CSE conference will present evidence on this wind of change. Come to
the conference to find out how the city of Chennai has emerged as the first ever Indian
city to recognise the importance of rainwater harvesting by mandating that all new houses
should have water harvesting systems. Architects in Chennai are already preparing designs
to help households. Similarly, Aizawl, the capital town of Mizoram meets most of its water
needs by collecting rain water from roof tops. Even Delhi is restoring old bowries to
capture run-off to survive. Over 300 villages in the drought prone district of Jhabua in
Madhya Pradesh have taken up outstanding watershed management programme of the state
government -- This is the first time that a government has started a peoples
movement for combined land and water management.

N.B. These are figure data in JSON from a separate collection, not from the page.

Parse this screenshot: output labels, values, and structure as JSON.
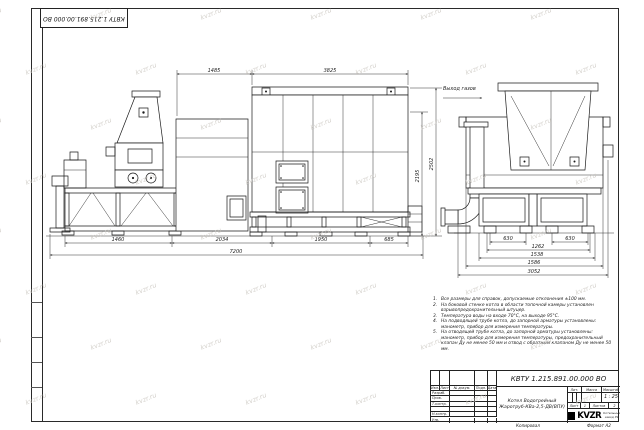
{
  "sheet": {
    "corner_designation": "КВТУ 1.215.891.00.000 ВО",
    "copied_label": "Копировал",
    "format_label": "Формат А2"
  },
  "watermark": {
    "text": "kvzr.ru"
  },
  "drawing": {
    "gas_outlet_label": "Выход газов",
    "main_view": {
      "dim_top_left": "1485",
      "dim_top_right": "3825",
      "dims_bottom": [
        "1460",
        "2034",
        "1950",
        "685"
      ],
      "dim_total": "7200",
      "dim_height_inner": "2195",
      "dim_height_outer": "2502"
    },
    "end_view": {
      "dims": [
        "630",
        "630",
        "1262",
        "1538",
        "1586",
        "3052"
      ]
    }
  },
  "notes": {
    "items": [
      {
        "num": "1.",
        "text": "Все размеры для справок, допускаемые отклонения ±100 мм."
      },
      {
        "num": "2.",
        "text": "На боковой стенке котла в области топочной камеры установлен взрывопредохранительный штуцер."
      },
      {
        "num": "3.",
        "text": "Температура воды на входе 70°С, на выходе 95°С."
      },
      {
        "num": "4.",
        "text": "На подводящей трубе котла, до запорной арматуры установлены: манометр, прибор для измерения температуры."
      },
      {
        "num": "5.",
        "text": "На отводящей трубе котла, до запорной арматуры установлены: манометр, прибор для измерения температуры, предохранительный клапан Ду не менее 50 мм и отвод с обратным клапаном Ду не менее 50 мм."
      }
    ]
  },
  "title_block": {
    "designation": "КВТУ 1.215.891.00.000 ВО",
    "name_line1": "Котел Водогрейный",
    "name_line2": "Жаротруб-КВа-2,5-ДВ(ВПУ)",
    "col_izm": "Изм.",
    "col_list": "Лист",
    "col_doc": "№ докум.",
    "col_sign": "Подп.",
    "col_date": "Дата",
    "rows": [
      "Разраб.",
      "Пров.",
      "Т.контр.",
      "",
      "Н.контр.",
      "Утв."
    ],
    "lit_label": "Лит.",
    "mass_label": "Масса",
    "scale_label": "Масштаб",
    "scale_value": "1 : 25",
    "sheet_label": "Лист",
    "sheet_value": "1",
    "sheets_label": "Листов",
    "sheets_value": "2",
    "logo_text": "KVZR",
    "company_line1": "Котельный",
    "company_line2": "завод РФ"
  }
}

This is a unique case of government learning from the people.
Indias genius in catching rainwater lies in thousands of its invisible rural
engineers. In order to honour their significant contribution in preserving and promoting
water harvesting systems, CSE has sought out five most outstanding talents -- Chewang
Norphel in Leh in Ladakh, Ran Singh at Churu, Magga Ram Suthar in Jaisalmer in Rajasthan,
Kunhikannan Nair at Kasaragod in Kerala and Ganesan in Madurai in Tamil Nadu. All of them
will be present in the inaugural session to receive felicitations and certificate of merit
from the Honourable President of India Shri K R Narayanan.
Chewang Norphel has devised innovative methods of making
artificial glaciers in Leh to recharge waterbodies; Magga Ram Suthar from Jaisalmer
digs beris (which are also called kuis in other parts of the Rajasthan
desert ) -- narrow but deep wells to draw sweet water in the harsh environs of Thar
desert; Ran Singh of Churu village is known for his great engineering skills in
making reliable Kundis -- small covered tanks; Kunhikannan Nair of Kasaragod
in Kerela has carved out a surangam, a 300 meter deep and intricate tunnel in rock,
which collects rainwater from the ghats and unlike other surangams retains water
throughout the year; Ganesan, a neer-katti or water manager from Madurai is
known for his acumen in dealing with the intricate sluice valves of the irrigation
channels where one mistake in the calculation in waterflow and timing of the valves can
ruin a poor farmers crop. Yet it never happens.
Water, especially clean water, is fast becoming an elusive resource as
pollution is making it increasingly more unsafe for use. Poor sanitation and unsafe
drinking water account for a substantial part of the diseased burden in India. The World
Bank has estimated that in 1993, the economic costs of deaths and illness caused by water
and air pollution alone accounted for Rs 24000 crore, -- an amount equal to cost of two
Narmada dams. Water pollution alone accounted for Rs 19,950 crore. Nearly, 44 million
people are affected by water quality problems either due to pollution, fluoride, and
arsenic contamination of ground water or due to ingress of sea water into ground water
acquirer. In search of water people are going deeper into the ground lowering the ground
water table leaving wells dry.
CSE strongly believes that it will be a fallacy to think that the Telegu Ganga canal
can end the water crisis in Chennai, or Jodhpur can pin its hopes only on the Indira
Gandhi canal and Kanpur on the barrage on the Ganga. Most of these projects are
environmental disasters and financially unsustainable. Answer lies only in learning from
the local communities the time tested technique of catching water where it falls.